O pedido, encaminhado pelo Ministério da Saúde, visava a oferta da vacina para idosos com 80 anos ou mais, além de pessoas imunossuprimidas acima de 18 anos. No relatório, a Conitec estimou que a implementação do programa de vacinação custaria cerca de R$ 5,2 bilhões ao longo de cinco anos. Isso considerando vacinar anualmente 1,5 milhão de pessoas, totalizando 6,5 milhões, com base na disponibilidade máxima de doses da farmacêutica GSK.
Negociações Futuras
Embora a GSK tenha proposto um preço inferior ao do mercado privado, estipulando R$ 403,30 por dose, a Conitec concluiu que, para a incorporação ser considerada custo-efetiva, o valor precisaria cair para R$ 75,75. Em uma reunião realizada em 10 de dezembro, os membros da comissão reforçaram que a decisão negativa não impede futuras negociações, apontando que o Programa Nacional de Imunizações (PNI) está aberto para discutir a incorporação da vacina no futuro.
O Ministério da Saúde, responsável pela decisão final, acatou a recomendação da Conitec e decidiu não incluir o imunizante no SUS neste momento. Entretanto, foi destacado que, caso surjam novas evidências que possam mudar o cenário, a vacina poderá ser reavaliada pela comissão.
Sobre a Vacina e a Doença
A vacina em questão, chamada Shingrix, recebeu aprovação para uso no Brasil em 2021, destinada a maiores de 50 anos e imunossuprimidos a partir de 18 anos. A imunização ocorre em duas doses, com um intervalo de dois meses entre elas. Atualmente, no setor privado, a aplicação é disponibilizada por cerca de R$ 850, totalizando R$ 1,7 mil para o ciclo completo.

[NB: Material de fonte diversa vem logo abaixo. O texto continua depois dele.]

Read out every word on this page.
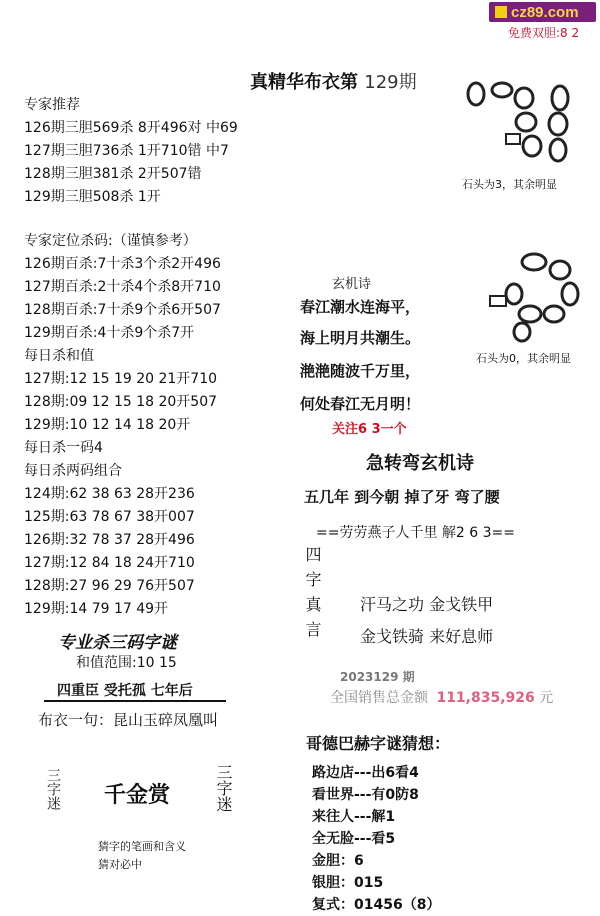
cz89.com
免费双胆:8 2
真精华布衣第 129期
专家推荐
126期三胆569杀 8开496对 中69
127期三胆736杀 1开710错 中7
128期三胆381杀 2开507错
129期三胆508杀 1开
专家定位杀码:（谨慎参考）
126期百杀:7十杀3个杀2开496
127期百杀:2十杀4个杀8开710
128期百杀:7十杀9个杀6开507
129期百杀:4十杀9个杀7开
每日杀和值
127期:12 15 19 20 21开710
128期:09 12 15 18 20开507
129期:10 12 14 18 20开
每日杀一码4
每日杀两码组合
124期:62 38 63 28开236
125期:63 78 67 38开007
126期:32 78 37 28开496
127期:12 84 18 24开710
128期:27 96 29 76开507
129期:14 79 17 49开
专业杀三码字谜
和值范围:10 15
四重臣 受托孤 七年后
布衣一句：昆山玉碎凤凰叫
三字迷 千金赏	三字迷
猜字的笔画和含义
猜对必中
石头为3，其余明显
石头为0，其余明显
玄机诗
春江潮水连海平，
海上明月共潮生。
滟滟随波千万里，
何处春江无月明！
关注6 3一个
急转弯玄机诗
五几年 到今朝 掉了牙 弯了腰
==劳劳燕子人千里 解2 6 3==
四字真言 汗马之功 金戈铁甲
金戈铁骑 来好息师
2023129 期
全国销售总金额 111,835,926 元
哥德巴赫字谜猜想：
路边店---出6看4
看世界---有0防8
来往人---解1
全无脸---看5
金胆：6
银胆：015
复式：01456（8）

É importante esclarecer que o herpes-zóster, conhecido popularmente como cobreiro, é uma condição distinta de outras infecções por herpes, como a herpes genital e labial. O herpes-zóster é causado pelo vírus varicela-zóster, que é o mesmo responsável pela catapora durante o primeiro contato com o organismo, geralmente na infância.
Após a infecção inicial que causa a catapora, o vírus permanece latente em um nervo do corpo. Com o passar do tempo, especialmente em situações que comprometem a imunidade, o vírus pode reativar e resultar em herpes-zóster, uma condição que tende a afetar mais frequentemente pessoas com mais de 50 anos ou aquelas que possuem sistema imunológico debilitado, considerados grupos de risco.
Dados Epidemiológicos e Impacto da Doença
Dados do Centro de Controle e Prevenção de Doenças dos Estados Unidos (CDC) indicam que cerca de uma em cada três pessoas desenvolverá herpes-zóster em algum momento da vida. Essa condição pode causar não apenas lesões cutâneas, mas também dores intensas, que geralmente se manifestam em apenas um lado do corpo, contribuindo para um impacto significativo na qualidade de vida dos afetados.